Wi-Fi calling to begin landing on some Verizon smartphones this week – CNET
Verizon plans to begin rolling out Wi-Fi calling this week to some customers with Android smartphones, the last major US carrier to offer the wireless network feature.
Verizon announced Friday it would it would push out a software update on December 8 that will allow owners of Samsung’s Galaxy S6 and S6 Edge to make and receive calls using a Wi-Fi network. The feature is useful whenever customers find themselves in an area with weak or no carrier coverage.
The New York-based telecommunications giant said the software update will be rolled out in phases to Samsung’s flagship Android handsets. The feature is expected to be extended to additional Android smartphones and Apple’s iPhone early next year, the company said.
Verizon is the last of the major US wireless carriers to offer Wi-Fi calling. AT&T rolled out its Wi-Fi calling feature in October for Apple iPhones, following in the path of T-Mobile and Sprint. Wireless carriers have been touting Wi-Fi networks as a way to improve call quality as well as extend coverage of their voice networks.
Wi-Fi is a useful technology for this since it uses unlicensed wireless spectrum, but there are challenges with the technology as well. It’s short-range means that users often must hand-off between multiple networks if they are at all mobile. Because the spectrum is unlicensed, airwaves can be congested and interference between different Wi-Fi networks may occur.
Wi-Fi calling will begin rolling out to Verizon almost a month after the Federal Communications Commission granted Verizon’s request for a waiver for the service. The waiver is necessary because Wi-Fi calling doesn’t meet FCC rules about accessibility for speech- and hearing-impaired people.
In addition to T-Mobile, Sprint and AT&T, there are a number of Wi-Fi only carriers that default to Wi-Fi first before connecting to a cellular network. These include Republic Wireless, Scratch Wireless, as well as Google’s nascent Project Fi , which launched in April and is compatible with the Google Nexus 6P , 5X and 6.

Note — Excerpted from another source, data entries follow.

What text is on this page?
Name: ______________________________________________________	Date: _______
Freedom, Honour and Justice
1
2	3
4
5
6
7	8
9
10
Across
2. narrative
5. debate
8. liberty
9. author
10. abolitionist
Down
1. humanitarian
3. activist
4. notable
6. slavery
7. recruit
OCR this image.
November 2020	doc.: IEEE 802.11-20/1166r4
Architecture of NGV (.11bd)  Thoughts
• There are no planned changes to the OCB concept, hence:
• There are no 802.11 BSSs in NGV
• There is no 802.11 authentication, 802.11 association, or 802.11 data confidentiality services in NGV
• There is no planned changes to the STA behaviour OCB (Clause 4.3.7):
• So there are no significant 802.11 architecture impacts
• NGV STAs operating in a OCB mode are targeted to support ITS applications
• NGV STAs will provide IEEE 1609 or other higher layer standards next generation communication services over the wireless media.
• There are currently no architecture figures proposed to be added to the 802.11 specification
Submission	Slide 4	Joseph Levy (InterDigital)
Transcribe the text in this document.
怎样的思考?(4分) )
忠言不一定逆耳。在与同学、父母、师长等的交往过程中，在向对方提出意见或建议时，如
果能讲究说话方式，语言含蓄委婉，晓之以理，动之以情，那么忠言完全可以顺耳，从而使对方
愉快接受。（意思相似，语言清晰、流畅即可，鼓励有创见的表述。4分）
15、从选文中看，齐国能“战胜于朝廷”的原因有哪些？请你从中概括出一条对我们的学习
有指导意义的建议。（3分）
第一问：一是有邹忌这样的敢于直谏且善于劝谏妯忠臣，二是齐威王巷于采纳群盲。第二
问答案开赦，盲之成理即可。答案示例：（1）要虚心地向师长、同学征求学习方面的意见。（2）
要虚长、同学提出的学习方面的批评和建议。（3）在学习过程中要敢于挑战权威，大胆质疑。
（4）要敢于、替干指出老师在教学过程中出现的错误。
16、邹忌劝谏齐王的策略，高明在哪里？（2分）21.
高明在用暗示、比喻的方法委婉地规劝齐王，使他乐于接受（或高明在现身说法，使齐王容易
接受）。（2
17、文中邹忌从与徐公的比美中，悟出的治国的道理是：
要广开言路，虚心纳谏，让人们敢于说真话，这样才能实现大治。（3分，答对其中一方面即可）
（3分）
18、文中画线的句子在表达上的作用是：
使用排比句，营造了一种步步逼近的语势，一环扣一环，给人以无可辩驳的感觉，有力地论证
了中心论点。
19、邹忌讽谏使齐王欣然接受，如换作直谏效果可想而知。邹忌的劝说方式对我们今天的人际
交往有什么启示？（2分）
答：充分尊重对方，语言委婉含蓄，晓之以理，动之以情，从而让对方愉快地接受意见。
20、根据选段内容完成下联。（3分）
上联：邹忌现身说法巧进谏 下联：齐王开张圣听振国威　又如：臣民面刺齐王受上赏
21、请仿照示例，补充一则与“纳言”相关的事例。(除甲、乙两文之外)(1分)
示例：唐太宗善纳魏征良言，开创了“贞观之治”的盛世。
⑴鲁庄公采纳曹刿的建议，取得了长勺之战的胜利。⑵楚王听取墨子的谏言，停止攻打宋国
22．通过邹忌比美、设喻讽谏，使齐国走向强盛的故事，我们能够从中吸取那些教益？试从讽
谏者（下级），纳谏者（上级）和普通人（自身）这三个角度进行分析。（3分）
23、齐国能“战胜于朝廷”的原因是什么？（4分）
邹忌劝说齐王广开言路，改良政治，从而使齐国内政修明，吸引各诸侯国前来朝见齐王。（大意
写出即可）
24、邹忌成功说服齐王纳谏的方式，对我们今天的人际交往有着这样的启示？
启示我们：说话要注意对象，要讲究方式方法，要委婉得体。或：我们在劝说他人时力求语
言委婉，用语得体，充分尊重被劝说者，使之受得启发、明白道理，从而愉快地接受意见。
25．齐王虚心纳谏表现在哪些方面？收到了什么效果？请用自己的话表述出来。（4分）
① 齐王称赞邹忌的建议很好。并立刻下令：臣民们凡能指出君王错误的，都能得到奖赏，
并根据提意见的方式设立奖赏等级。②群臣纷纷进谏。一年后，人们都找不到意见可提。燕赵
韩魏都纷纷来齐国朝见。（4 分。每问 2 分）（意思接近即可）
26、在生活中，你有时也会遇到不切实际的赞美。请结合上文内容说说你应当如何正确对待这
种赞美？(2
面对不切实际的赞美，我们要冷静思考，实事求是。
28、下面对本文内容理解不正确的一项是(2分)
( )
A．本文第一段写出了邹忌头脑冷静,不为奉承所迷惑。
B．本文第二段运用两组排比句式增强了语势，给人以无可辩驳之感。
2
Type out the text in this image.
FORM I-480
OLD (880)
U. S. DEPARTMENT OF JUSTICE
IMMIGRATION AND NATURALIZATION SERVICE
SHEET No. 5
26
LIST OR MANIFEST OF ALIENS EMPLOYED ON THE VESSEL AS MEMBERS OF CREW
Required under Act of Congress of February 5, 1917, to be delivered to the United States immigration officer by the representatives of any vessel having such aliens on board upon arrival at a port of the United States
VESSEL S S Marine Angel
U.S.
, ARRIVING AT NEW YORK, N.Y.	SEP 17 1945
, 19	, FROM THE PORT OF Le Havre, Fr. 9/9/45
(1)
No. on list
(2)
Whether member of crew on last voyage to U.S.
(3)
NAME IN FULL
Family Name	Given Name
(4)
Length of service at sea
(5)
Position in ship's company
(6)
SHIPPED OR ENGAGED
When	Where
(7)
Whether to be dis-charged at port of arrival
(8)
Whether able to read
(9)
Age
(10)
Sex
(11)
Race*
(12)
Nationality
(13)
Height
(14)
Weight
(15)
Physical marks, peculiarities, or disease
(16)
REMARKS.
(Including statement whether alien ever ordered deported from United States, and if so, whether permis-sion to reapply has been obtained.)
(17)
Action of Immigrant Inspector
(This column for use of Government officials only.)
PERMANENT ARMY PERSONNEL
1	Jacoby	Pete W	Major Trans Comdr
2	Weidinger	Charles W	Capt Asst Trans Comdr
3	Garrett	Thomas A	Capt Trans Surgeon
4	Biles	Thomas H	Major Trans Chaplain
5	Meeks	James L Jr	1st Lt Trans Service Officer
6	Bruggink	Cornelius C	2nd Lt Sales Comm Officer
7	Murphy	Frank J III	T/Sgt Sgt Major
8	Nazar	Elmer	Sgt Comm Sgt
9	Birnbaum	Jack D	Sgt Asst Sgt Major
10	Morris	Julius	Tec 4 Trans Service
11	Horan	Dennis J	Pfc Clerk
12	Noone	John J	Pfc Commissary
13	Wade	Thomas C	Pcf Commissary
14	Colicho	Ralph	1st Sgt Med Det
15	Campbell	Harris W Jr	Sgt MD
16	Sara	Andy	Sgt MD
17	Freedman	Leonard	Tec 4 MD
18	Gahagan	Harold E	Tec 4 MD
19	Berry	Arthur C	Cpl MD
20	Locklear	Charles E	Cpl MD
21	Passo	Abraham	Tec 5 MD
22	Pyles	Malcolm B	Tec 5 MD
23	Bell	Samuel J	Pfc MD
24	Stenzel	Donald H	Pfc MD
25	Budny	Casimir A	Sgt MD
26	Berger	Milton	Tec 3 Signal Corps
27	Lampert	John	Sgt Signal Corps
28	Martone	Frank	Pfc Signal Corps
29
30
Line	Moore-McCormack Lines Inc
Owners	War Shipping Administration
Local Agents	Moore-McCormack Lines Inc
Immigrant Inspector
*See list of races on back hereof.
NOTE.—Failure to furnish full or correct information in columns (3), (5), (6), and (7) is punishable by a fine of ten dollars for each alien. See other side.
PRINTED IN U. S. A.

Verizon is promoting the feature as part of its “Advanced Calling” voice-over LTE service, considered the next step in voice calls because it runs completely on Internet technology and promises features such as clearer calls and the integration of video and voice services. All Wi-Fi calls placed to US numbers are free, but international calls will be billed at regular rates, Verizon said.